Ben neden olmasın dedim ve bir şekilde kendimi Ziraat Fakültesi dekanının önünde buldum. Henüz 17 yaşındayım Karaman’dan ilk defa Ankara’ya gelmişim, Ankara’yı İzmir’i hep sınav dolayısıyla görmüşüm. Denizi bile ilk kez liseden mezun olunca sınava gidip görmüşüm. Düşünün Karaman’da yani Akdeniz’den 138 kilometre mesafede yaşıyoruz ama deniz görmemişiz. Ben bir şekilde 17 yaşında o cesareti göstermiş dekan karşısına çıkmışım ama dekan da 17 yaşındaki bu delikanlıyı içeri buyur ediyor, muhatap alıyor. Neyse, dedim ki
- Efendim ben şu puanla tıp fakültesi kazandım ama burs bulamadım, Ziraat Fakültesi’ne geçmek istiyorum.
- Sırf burs için mi?
- Evet efendim eğer burs bulursanız o zaman Tıp Fakültesi’ne devam ederim size de minnettar olurum. O an düşündüm “Sen ne diyorsun Ali? Ziraat Fakültesi Dekanı’nın karşısına geçmişsin Tıp fakültesi” diyorsun
-Efendim, Tıp fakültesi dedim ama Ziraat Fakültesi de ideallerim arasında. Ben Fakültenize geçmek isterim, zaten ikinci, üçüncü tercihlerim de Ankara Ziraat
- Hangi bölüm?.. dedi kafamda bir ışık yandı. Mümkün olabilir!
-Toprak ve Makina
- Onların kontenjanı dolu. İkinci bir ışık. Vaay demek ki imkân var! Evladım, bizim Teknoloji bölümü var, geçmek ister misin?

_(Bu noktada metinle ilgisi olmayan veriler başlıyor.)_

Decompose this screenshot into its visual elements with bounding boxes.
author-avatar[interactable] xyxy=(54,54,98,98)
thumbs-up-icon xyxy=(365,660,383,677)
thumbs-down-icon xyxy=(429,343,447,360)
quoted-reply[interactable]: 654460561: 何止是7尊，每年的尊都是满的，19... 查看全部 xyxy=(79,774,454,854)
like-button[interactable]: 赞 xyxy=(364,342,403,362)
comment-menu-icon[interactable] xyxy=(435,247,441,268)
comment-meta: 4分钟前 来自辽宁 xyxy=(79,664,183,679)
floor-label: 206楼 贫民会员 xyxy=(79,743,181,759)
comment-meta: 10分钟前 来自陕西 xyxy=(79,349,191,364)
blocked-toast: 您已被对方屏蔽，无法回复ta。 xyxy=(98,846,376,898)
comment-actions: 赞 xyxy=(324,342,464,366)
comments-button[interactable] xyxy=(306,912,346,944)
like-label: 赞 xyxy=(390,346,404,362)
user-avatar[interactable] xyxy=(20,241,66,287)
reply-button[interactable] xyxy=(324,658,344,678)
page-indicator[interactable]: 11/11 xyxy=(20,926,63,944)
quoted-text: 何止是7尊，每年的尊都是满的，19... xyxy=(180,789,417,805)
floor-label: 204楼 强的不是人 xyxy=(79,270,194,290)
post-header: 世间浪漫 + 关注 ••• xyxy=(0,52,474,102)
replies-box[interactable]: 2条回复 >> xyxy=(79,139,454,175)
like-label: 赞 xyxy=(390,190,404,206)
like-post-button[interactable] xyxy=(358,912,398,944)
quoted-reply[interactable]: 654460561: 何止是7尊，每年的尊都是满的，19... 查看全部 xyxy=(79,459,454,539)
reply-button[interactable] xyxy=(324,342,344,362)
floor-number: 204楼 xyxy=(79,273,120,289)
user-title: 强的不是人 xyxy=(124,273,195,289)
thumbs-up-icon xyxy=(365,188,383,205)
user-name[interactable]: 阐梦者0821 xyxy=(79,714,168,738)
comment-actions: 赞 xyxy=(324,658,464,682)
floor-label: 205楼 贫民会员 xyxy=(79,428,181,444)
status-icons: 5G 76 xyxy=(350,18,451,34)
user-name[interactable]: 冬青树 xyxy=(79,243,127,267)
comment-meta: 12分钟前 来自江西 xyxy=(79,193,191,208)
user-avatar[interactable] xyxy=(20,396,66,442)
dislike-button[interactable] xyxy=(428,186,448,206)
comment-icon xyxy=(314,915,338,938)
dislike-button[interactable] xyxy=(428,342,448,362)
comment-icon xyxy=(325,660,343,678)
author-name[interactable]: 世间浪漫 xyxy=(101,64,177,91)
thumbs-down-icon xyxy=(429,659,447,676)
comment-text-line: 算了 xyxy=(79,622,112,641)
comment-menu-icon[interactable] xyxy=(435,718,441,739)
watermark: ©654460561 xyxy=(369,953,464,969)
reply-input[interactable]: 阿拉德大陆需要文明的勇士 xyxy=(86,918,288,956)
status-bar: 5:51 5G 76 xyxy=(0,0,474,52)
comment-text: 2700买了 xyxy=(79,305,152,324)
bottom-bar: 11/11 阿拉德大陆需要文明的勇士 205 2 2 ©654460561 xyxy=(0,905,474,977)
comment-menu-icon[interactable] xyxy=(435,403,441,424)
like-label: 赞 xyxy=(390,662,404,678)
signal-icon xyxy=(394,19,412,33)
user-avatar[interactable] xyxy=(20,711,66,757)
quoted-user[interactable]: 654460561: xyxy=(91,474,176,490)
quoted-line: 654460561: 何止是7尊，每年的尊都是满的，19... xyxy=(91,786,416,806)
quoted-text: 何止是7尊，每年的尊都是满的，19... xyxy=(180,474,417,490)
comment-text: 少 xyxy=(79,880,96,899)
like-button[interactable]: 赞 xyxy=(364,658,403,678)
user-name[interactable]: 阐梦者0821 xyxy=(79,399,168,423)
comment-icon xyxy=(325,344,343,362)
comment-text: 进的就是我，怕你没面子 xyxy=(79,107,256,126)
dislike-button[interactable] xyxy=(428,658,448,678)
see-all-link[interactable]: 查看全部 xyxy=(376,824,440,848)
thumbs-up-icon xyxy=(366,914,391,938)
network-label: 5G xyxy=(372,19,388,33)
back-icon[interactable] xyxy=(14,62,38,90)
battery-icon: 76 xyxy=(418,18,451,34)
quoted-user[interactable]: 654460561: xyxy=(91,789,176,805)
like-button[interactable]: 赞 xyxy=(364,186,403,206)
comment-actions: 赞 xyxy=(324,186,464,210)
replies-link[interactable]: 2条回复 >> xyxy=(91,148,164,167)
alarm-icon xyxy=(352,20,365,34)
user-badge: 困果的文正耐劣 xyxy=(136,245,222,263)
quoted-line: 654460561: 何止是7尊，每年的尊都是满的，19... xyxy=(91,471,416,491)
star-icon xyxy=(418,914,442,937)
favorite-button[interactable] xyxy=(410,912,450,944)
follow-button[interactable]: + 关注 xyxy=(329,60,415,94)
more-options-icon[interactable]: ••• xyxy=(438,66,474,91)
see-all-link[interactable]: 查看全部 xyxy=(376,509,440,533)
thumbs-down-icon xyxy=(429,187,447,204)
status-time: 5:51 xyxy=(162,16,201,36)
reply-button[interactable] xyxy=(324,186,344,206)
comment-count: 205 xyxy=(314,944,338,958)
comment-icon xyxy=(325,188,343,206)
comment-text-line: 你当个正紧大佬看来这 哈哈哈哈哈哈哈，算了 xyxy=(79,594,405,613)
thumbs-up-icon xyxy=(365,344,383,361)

- Efendim ben Toprak bölümü ne yapar, Makina Bölümü nedir bilmem ki. Abimin sınıf arkadaşı
Osman Nuri Aktaş toprak bölümünde okuyor. Ben tercihleri yaparken ona sordum, o da
“Toprakla Makina yaz” dedi yoksa ben ne Toprak bölümü ne yapar bilirim ne de Makina bölümü mezunlarını bilirim. Sonra dekanın yanından hızla çıktım, bir taraftan seviniyorum, demek ki burs alabileceğim.

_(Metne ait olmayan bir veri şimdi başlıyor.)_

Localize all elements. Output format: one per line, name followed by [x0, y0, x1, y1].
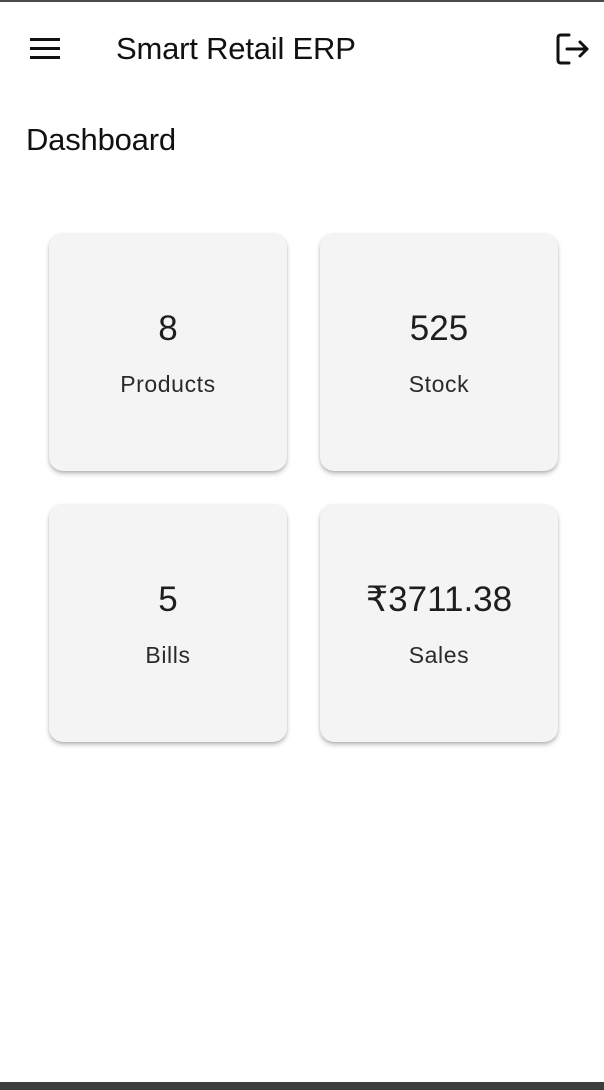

Soruşturdum ne iş yapar bu teknoloji mezunu bana “Şarap yapar” dediler.
-Nasıl yani?
-Yani şarap imal eder
Mümkün değil!.. Ben Karaman’dan gelmişim, minareden yeni inmişim!.. Bırak içmeyi şarabı bir de yapıp bunun günahını kefaretini üstleneceğim. Ömrüm karardı. O şarap üreticisi dedikleri gıda teknolojisi bölümüne tekabül ediyormuş. Hem bizim cehaletimiz tabii bir de bize yol gösterenlerin cehaleti. Doğru mu karar veriyorum yanlış mı hayatımın çizgisinin çizildik dönemdeyim yanlış karar verirsem pişman olur muyum gelgitler içindeyim. Etrafa sormaya başladım her kafadan ayrı ses çıkıyor.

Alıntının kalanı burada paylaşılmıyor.